Scheduling Yard Cranes in a Container Terminal Using a New Genetic Approach

Effective and efficient scheduling of yard crane operations is essential to guarantee a smooth and fast container flow in a container terminal, thus leading to a high terminal throughput. This paper studies the problem of scheduling yard cranes to perform a given set of loading and unloading jobs with different ready times in a yard zone. In particular, the inter-crane interference between adjacent yard cranes which results in the movement of a yard crane being blocked by adjacent yard cranes is studied. The objective is to minimize the sum of yard crane completing times. Since the scheduling problem is NP-complete, a new hybrid optimization algorithm combining the techniques of genetic algorithm and tabu search method (GA-TS) is proposed to solve the challenging problem. Two new operators, namely the Tabu Search Crossover (TSC) and the Tabu Search Mutation (TSM), are introduced into the proposed algorithm to ensure efficient computation.

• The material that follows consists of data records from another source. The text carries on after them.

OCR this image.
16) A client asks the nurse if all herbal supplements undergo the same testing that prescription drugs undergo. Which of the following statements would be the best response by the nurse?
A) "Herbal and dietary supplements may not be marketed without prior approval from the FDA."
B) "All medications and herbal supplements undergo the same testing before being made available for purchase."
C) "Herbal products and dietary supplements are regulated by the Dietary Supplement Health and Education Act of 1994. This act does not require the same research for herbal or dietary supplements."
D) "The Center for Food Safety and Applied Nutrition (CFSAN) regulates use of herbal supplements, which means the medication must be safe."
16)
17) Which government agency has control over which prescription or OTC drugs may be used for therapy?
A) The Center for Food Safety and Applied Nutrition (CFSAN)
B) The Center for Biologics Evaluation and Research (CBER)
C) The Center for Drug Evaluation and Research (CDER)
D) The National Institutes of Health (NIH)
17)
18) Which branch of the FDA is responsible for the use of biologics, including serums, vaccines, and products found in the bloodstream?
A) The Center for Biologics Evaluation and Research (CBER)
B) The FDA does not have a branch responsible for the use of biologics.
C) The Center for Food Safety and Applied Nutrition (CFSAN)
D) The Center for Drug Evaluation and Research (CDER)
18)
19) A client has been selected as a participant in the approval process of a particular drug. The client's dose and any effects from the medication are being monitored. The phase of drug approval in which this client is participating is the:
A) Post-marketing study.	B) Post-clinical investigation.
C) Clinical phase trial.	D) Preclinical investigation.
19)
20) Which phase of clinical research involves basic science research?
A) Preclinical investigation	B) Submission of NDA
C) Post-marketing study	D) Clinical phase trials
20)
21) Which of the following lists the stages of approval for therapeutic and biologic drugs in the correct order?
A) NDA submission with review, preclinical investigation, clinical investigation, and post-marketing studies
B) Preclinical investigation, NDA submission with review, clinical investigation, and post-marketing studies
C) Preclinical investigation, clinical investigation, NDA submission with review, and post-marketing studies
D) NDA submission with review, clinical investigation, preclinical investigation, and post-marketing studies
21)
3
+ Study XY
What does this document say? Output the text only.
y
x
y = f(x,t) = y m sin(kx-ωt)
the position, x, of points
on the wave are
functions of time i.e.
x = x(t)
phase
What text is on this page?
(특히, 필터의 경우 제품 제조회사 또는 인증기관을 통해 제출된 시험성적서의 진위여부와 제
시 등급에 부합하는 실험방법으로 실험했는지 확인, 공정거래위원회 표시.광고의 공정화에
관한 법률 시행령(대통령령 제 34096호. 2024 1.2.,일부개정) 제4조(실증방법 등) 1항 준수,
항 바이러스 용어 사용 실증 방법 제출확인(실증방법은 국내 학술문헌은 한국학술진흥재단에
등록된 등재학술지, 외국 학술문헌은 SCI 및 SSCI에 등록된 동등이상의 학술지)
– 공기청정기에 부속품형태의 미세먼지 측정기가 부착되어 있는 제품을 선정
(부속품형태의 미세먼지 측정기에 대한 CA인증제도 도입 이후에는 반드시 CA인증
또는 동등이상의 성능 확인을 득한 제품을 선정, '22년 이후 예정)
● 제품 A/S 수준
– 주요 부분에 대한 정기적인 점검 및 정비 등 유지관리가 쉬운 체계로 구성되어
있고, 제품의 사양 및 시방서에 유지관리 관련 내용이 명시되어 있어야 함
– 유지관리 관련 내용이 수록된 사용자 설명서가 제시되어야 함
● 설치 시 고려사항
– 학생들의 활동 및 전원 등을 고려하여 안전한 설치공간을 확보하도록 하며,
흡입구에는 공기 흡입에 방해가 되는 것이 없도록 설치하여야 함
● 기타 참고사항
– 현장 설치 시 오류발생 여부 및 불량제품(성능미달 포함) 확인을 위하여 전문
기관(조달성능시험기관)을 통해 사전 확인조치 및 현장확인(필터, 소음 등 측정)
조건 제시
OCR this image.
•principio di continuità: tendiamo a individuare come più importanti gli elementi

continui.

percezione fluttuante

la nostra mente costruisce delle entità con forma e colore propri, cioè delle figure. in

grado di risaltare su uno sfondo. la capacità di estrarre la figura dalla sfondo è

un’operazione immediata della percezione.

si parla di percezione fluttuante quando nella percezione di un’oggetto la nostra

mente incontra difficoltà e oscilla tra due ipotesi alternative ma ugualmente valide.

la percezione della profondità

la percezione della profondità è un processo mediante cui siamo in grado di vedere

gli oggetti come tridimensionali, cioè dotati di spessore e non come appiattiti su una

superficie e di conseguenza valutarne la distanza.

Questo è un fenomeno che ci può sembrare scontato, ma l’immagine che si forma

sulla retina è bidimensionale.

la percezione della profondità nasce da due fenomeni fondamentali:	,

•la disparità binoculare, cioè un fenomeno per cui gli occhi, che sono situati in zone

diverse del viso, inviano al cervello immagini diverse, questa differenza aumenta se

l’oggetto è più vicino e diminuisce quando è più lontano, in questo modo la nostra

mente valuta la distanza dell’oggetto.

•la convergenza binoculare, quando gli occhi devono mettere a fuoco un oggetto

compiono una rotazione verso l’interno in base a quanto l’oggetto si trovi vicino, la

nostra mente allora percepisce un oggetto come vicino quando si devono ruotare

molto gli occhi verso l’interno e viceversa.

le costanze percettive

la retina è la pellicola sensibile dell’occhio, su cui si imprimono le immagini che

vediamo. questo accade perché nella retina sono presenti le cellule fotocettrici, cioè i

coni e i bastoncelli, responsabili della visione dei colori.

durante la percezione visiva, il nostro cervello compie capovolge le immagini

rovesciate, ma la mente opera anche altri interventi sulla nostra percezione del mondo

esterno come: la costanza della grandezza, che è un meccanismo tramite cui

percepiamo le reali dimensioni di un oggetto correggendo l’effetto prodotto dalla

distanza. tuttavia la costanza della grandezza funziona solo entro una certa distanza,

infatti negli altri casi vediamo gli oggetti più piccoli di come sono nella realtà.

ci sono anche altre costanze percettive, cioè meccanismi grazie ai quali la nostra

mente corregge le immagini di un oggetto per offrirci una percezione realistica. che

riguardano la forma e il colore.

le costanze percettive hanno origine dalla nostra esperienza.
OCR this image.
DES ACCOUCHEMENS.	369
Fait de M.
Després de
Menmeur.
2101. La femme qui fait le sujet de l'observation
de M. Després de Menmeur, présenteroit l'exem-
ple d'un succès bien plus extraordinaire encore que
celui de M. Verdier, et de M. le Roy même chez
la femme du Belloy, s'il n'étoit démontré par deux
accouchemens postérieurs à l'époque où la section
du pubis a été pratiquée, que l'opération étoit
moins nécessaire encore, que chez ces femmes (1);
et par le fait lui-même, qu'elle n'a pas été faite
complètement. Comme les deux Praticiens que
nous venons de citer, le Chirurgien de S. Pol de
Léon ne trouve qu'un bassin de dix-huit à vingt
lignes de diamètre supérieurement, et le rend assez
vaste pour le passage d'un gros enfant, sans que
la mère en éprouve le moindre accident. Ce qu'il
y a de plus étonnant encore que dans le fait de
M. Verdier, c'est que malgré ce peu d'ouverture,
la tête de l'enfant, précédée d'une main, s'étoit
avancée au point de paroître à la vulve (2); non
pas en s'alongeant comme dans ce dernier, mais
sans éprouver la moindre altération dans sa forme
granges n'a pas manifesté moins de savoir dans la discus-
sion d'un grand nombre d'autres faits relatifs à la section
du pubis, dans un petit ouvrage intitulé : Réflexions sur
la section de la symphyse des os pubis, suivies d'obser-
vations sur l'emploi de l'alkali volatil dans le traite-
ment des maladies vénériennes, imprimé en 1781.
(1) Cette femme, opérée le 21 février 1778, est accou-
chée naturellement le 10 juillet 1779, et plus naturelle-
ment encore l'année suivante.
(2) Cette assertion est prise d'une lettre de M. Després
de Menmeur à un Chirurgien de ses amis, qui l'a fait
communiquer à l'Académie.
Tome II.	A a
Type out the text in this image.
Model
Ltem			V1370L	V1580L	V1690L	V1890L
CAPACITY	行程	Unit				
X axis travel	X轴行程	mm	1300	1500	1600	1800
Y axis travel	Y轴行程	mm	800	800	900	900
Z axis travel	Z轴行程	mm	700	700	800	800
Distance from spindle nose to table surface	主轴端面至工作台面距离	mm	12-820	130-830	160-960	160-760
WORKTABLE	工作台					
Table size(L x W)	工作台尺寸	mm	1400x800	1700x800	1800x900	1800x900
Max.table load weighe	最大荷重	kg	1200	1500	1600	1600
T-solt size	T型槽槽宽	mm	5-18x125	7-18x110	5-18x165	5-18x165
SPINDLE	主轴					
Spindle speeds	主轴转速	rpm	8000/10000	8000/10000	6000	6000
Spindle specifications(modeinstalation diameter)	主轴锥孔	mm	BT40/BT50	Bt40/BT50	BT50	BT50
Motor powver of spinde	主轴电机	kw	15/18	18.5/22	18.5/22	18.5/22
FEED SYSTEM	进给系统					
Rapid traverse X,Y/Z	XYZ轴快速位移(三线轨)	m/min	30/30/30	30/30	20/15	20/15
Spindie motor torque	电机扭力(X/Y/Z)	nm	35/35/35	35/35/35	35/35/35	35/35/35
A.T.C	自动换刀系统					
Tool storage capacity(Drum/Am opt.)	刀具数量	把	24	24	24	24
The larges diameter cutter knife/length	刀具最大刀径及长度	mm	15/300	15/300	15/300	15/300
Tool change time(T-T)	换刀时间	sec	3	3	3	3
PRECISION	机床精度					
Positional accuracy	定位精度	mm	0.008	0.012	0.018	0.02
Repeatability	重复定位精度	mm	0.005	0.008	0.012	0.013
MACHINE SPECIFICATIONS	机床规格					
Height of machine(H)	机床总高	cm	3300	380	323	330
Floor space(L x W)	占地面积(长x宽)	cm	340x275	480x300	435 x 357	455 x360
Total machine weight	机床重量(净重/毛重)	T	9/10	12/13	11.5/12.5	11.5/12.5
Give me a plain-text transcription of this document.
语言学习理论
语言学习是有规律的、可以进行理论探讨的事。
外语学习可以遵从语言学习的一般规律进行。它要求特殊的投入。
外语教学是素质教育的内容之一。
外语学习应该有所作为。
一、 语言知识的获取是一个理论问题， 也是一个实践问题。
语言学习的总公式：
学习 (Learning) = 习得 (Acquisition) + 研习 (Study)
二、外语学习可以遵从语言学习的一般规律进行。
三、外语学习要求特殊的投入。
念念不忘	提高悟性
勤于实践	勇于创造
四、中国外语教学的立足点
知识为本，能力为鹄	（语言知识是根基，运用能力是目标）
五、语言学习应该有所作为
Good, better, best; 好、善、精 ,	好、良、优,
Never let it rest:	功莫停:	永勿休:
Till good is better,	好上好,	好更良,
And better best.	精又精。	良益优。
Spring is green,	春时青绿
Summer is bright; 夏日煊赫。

A set of test problems generated randomly based on real life data is used to evaluate the performance of the proposed algorithm. Computational results clearly indicate that GA-TS can successfully locate cost-effective solutions which are on average 20% better than that located by GA. Indeed, the proposed hybrid algorithm is an effective and efficient means for scheduling yard cranes in computer terminals.